A distributed denial-of-service (DDoS) is when the attack is launched by many unique IP addresses—or, as in this case, devices—all aiming traffic at one or multiple targets. The target simply crumbles under the pressure of so much traffic. And that is what
happened in this case. In the last year, hackers have upped the DDoS stakes in a big way. The hacker group claiming responsibility for these attacks said that the day's antics were just a dry run and that it has its sights set on a much bigger target.
This is a good example to explain why organisations across the world, and more specifically in the Financial Services domain, are getting increasingly paranoid about security. After all, when was the last time you heard of an “unlimited” budget? But that’s
just how the CEO of one of the largest banks in the world, had described their cybersecurity spending agenda for 2015.
Financial services institutions face approximately four times the number of attacks compared to other companies on average, and thus they are among the biggest spenders on cybersecurity. That trend will only intensify as banks embrace digitisation and the
higher cyber security risk that comes with it. For confirmation of the latter, one doesn’t need to look further than the audacious attacks on Banco del Austro in Ecuador, Tien Phong Bank in Vietnam and Bangladesh’s Central Bank, no less, in the past 18 months.
Clearly, banks need to put together a comprehensive yet practical strategy for safeguarding their organisations and their customers from attack.

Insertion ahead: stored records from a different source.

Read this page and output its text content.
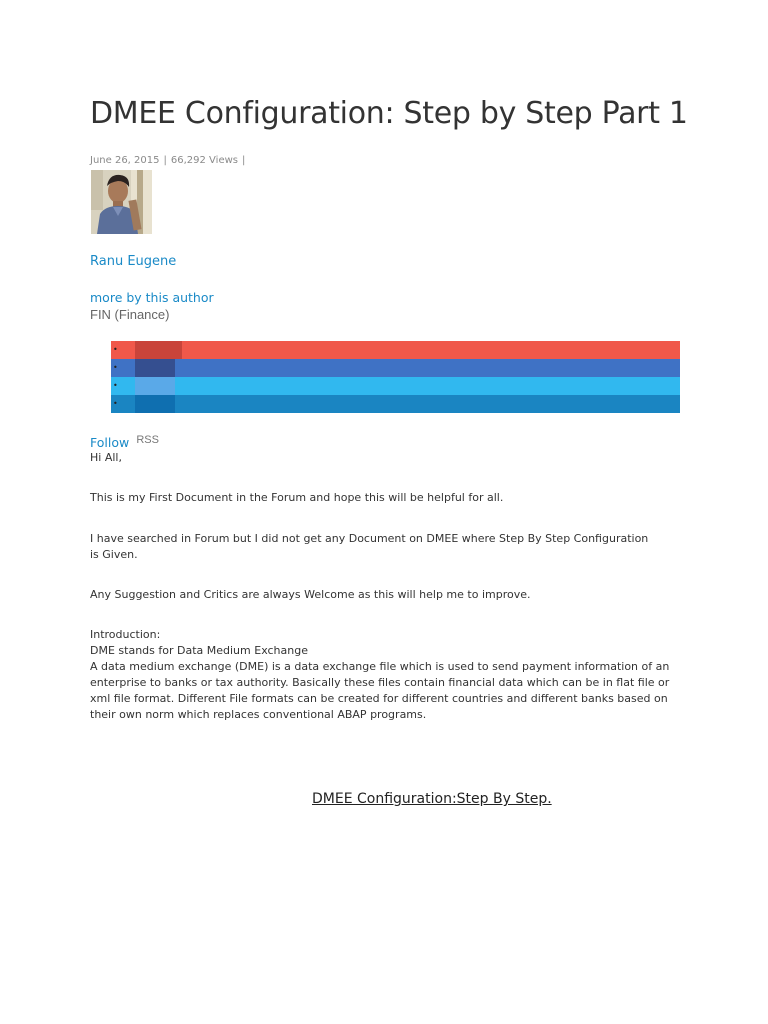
DMEE Configuration: Step by Step Part 1
June 26, 2015 | 66,292 Views |
Ranu Eugene
more by this author
FIN (Finance)
•
•
•
•
Follow $^{RSS}$

Hi All,

This is my First Document in the Forum and hope this will be helpful for all.

I have searched in Forum but I did not get any Document on DMEE where Step By Step Configuration is Given.

Any Suggestion and Critics are always Welcome as this will help me to improve.

Introduction:
DME stands for Data Medium Exchange
A data medium exchange (DME) is a data exchange file which is used to send payment information of an enterprise to banks or tax authority. Basically these files contain financial data which can be in flat file or xml file format. Different File formats can be created for different countries and different banks based on their own norm which replaces conventional ABAP programs.
DMEE Configuration:Step By Step.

These are some of the things they should consider:
Balance detection and prevention: Since it will not always be possible to predict and prevent fraud, banks need to continue to invest in fraud detection as a parallel line of defense. They should therefore allocate IT spending between a variety of
solutions, such as those, which prevent data loss or improve data monitoring and others, which employ behavior analytics, machine learning or data matching with the goal of preventing attack. There is also growing acknowledgement that biometrics and tokenisation,
in addition to validating identity and securing payments, could be used to protect data.
Become stronger on the inside: A survey by the Association of Corporate Counsel reported that 1 in 3 data breaches may be attributed to employee behavior. This is a grim reminder of the need to strengthen internal controls by not only tightening security
systems but also making sure employees can distinguish between safe and unsafe actions. Some restrictions – such as prohibiting the use of official email for personal activities – may also be necessary. There is a strong use case for Artificial Intelligence
based system for preventing internal fraud.
Put knowledge to use: Reportedly, banks use less than 5 percent of the data available for making decisions related to fraud prevention. There is an urgent need to reclaim this lost opportunity. As the volume and variety of data continues to increase,
technology has tried to keep pace with advancements such as data visualisation that allow organisations to grasp complex information through visual patterns. By leveraging such technologies, banks would be able to spot telltale deviant patterns that are often
associated with fraud and take timely action.
Partner up: Digitisation is on the agenda of most countries, which see it as a way to social and economic progress. Consequently, many governments are taking an active role in improving cyber security. Where possible, banks should work alongside governments
– and also with the industry, academia, fintech startups and others – sharing their knowledge and experience to tackle current and emerging problems across the security ecosystem.